Post-traumatic epilepsy: Insights from human cortical contused tissue

Traumatic brain injury is a significant risk factor for the development of post-traumatic epilepsy (PTE), posing a major clinical challenge. This review discusses the critical role of GABAergic interneurons and reactive astrogliosis in the pathophysiology of post-traumatic epilepsy, integrating findings from our research group within the traumatic brain injury context with recent literature to highlight the impact of excitation-inhibition imbalance. We analyzed alterations in interneuron populations, specifically subtypes expressing the calcium-binding proteins parvalbumin, calretinin, and calbindin, and their association with an increased risk of epileptogenesis after TBI. Furthermore, we detail the role of reactive astrogliosis, elucidating how dysregulated astrocytic functions, including impaired glutamate homeostasis and aberrant calcium signaling, contribute to an environment conducive to seizure activity. Increased expression of glial fibrillary acidic protein and crystallin alpha-B in reactive astrocytes identified in contused human tissue suggests their involvement in exacerbating epileptogenic circuits.

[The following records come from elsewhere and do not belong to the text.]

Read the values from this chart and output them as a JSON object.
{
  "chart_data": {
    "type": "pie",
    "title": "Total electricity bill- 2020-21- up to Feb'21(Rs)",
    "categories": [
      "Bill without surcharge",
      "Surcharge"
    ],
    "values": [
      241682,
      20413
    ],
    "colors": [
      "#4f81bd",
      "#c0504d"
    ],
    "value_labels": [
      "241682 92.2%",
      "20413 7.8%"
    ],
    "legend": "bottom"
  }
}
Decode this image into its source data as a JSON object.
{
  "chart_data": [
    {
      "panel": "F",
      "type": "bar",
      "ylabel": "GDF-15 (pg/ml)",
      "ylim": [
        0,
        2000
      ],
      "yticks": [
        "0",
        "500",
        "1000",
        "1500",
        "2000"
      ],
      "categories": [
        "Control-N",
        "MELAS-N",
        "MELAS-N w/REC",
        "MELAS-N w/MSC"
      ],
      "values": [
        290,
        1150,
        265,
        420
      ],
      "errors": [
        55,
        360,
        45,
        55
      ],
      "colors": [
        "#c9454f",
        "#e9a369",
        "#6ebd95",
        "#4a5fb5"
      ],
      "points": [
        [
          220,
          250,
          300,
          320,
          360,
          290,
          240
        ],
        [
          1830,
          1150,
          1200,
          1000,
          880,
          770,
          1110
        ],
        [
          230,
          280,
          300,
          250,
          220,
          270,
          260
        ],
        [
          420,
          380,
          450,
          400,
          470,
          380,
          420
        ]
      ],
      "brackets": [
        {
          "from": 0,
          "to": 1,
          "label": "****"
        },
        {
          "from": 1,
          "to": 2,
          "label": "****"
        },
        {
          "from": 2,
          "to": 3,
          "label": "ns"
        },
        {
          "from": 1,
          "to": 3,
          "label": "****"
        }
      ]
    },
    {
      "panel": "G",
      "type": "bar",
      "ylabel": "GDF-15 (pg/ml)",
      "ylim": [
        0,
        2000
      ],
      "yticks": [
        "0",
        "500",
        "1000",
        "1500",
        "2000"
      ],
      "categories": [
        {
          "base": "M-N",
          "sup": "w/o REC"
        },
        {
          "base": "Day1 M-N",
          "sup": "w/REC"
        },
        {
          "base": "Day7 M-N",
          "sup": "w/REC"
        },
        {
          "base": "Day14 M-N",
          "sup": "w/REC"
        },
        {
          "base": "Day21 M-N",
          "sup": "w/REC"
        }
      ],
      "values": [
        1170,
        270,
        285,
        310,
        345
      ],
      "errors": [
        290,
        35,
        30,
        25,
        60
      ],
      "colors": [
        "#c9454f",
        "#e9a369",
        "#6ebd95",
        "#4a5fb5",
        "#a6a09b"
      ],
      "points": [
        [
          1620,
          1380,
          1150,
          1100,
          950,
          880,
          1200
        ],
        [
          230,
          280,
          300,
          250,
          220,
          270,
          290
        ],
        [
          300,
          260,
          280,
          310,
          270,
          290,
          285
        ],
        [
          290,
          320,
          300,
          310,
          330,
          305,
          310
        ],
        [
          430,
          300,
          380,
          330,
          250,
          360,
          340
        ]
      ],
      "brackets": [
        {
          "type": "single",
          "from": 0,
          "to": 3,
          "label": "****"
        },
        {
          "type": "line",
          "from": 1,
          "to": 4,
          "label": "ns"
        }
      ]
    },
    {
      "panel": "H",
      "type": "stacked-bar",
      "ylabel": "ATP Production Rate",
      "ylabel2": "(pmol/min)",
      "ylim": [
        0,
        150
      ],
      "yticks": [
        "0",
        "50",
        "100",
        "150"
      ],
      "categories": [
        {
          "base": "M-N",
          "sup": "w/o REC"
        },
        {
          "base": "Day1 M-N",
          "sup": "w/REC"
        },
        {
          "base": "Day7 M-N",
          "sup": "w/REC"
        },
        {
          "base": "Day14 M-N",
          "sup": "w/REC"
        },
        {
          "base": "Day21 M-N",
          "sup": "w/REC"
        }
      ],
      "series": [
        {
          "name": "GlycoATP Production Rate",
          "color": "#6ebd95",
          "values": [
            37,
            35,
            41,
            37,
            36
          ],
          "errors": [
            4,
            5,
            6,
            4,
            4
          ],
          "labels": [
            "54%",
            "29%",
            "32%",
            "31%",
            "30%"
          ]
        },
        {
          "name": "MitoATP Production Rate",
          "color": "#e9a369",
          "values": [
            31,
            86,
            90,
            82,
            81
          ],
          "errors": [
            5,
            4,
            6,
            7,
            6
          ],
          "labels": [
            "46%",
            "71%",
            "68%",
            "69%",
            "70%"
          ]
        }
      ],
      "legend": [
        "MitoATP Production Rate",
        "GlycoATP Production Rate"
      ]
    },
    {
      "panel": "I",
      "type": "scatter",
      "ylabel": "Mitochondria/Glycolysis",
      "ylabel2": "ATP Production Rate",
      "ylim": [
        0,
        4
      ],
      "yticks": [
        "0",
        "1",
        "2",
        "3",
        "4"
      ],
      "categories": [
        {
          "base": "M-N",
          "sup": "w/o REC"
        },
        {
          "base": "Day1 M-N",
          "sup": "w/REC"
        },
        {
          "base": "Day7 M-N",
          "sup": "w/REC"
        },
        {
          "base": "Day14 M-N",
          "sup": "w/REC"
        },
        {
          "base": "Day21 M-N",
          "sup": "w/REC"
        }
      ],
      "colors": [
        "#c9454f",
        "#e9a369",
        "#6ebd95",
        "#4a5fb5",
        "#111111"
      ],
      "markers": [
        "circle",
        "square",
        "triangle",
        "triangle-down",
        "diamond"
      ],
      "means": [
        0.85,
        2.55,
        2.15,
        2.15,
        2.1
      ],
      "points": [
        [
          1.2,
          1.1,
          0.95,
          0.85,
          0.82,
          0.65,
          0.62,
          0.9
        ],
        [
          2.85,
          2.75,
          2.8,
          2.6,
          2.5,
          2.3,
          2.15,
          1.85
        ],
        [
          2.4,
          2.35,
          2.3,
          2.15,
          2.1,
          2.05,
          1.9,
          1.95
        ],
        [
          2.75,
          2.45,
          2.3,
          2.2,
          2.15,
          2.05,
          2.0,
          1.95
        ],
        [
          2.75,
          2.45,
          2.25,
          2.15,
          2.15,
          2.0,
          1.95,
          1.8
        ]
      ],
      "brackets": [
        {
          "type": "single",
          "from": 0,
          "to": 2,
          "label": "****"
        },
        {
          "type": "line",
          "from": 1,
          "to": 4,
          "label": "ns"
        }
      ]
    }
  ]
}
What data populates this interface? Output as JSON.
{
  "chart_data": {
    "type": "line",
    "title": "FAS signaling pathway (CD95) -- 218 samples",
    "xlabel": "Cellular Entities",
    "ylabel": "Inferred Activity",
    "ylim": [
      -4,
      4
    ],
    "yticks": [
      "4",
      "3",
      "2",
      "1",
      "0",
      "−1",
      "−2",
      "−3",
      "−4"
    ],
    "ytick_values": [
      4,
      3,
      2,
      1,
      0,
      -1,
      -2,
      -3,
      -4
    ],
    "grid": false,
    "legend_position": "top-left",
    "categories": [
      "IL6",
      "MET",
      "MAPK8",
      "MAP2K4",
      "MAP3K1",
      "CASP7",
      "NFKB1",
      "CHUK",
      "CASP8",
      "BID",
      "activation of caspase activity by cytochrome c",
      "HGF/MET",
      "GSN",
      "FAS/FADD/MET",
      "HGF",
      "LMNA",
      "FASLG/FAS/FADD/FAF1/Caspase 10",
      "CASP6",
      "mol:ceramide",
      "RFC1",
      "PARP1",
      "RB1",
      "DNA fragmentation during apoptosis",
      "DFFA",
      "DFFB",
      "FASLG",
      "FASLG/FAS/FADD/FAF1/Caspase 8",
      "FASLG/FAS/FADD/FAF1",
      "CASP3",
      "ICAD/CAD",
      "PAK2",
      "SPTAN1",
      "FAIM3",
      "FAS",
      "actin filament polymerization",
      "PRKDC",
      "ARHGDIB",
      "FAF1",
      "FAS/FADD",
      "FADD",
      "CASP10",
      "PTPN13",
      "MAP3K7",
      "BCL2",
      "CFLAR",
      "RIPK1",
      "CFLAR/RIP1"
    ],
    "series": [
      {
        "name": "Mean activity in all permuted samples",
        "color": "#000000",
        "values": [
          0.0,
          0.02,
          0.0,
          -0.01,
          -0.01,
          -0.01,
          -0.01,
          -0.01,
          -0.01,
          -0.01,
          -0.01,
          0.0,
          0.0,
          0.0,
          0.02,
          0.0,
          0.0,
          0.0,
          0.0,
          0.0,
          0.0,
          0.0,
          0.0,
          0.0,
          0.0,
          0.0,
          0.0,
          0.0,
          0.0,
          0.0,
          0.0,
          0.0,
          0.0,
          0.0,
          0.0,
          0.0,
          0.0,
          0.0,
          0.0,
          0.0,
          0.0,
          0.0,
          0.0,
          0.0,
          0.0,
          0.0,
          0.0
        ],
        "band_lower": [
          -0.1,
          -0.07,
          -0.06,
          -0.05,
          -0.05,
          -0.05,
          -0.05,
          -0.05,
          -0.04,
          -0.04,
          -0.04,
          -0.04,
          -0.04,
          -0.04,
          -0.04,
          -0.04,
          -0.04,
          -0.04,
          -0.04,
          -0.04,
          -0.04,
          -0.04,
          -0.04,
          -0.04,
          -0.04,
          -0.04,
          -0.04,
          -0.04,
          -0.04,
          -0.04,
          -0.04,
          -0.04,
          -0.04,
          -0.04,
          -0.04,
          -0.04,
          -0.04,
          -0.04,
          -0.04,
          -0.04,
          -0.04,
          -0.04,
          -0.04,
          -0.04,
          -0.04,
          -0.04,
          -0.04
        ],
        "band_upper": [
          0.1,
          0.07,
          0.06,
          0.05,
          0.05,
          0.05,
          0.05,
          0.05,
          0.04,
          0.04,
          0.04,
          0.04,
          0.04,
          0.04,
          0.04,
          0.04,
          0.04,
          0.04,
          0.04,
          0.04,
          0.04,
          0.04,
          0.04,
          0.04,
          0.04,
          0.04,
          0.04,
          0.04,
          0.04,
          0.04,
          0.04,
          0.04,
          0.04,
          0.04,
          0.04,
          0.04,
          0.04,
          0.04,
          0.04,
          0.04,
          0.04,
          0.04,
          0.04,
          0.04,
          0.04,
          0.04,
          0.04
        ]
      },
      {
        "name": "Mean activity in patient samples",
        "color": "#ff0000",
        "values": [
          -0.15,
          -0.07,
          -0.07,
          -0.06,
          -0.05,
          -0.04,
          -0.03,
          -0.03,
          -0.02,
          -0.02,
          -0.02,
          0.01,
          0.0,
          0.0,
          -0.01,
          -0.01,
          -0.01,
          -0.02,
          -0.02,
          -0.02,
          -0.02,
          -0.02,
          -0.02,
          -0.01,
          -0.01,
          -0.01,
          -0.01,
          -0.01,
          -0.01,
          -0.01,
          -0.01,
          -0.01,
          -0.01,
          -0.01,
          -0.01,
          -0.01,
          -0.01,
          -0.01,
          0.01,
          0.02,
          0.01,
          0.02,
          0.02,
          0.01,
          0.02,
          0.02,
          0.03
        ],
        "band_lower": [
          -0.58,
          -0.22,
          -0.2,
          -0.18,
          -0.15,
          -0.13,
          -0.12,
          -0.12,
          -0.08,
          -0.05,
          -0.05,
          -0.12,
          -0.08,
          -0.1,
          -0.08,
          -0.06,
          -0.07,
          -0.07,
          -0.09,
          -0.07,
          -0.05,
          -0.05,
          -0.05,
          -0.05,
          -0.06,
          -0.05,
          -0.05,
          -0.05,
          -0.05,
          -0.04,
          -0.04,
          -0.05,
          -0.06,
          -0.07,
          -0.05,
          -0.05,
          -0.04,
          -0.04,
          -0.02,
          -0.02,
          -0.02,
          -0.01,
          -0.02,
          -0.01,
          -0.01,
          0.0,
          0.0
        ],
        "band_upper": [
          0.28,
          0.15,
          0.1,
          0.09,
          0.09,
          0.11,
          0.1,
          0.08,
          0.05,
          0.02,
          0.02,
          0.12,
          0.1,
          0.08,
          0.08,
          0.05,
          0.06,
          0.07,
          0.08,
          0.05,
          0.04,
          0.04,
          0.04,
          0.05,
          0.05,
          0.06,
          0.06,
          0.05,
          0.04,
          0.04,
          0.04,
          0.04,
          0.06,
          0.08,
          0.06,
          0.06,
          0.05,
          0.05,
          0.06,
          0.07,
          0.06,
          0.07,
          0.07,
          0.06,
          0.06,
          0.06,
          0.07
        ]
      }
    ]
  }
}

Our findings emphasize the intricate interactions between GABAergic interneurons and astrocytes, underscoring the need for a comprehensive understanding of the mechanisms underlying post-traumatic epilepsy. By bridging our group's data with existing evidence, this review establishes a foundation for future studies aimed at validating systemic biomarkers and developing targeted therapies to prevent or mitigate epilepsy progression following TBI. These insights are essential for addressing the complexities of drug-resistant epilepsy in affected patients.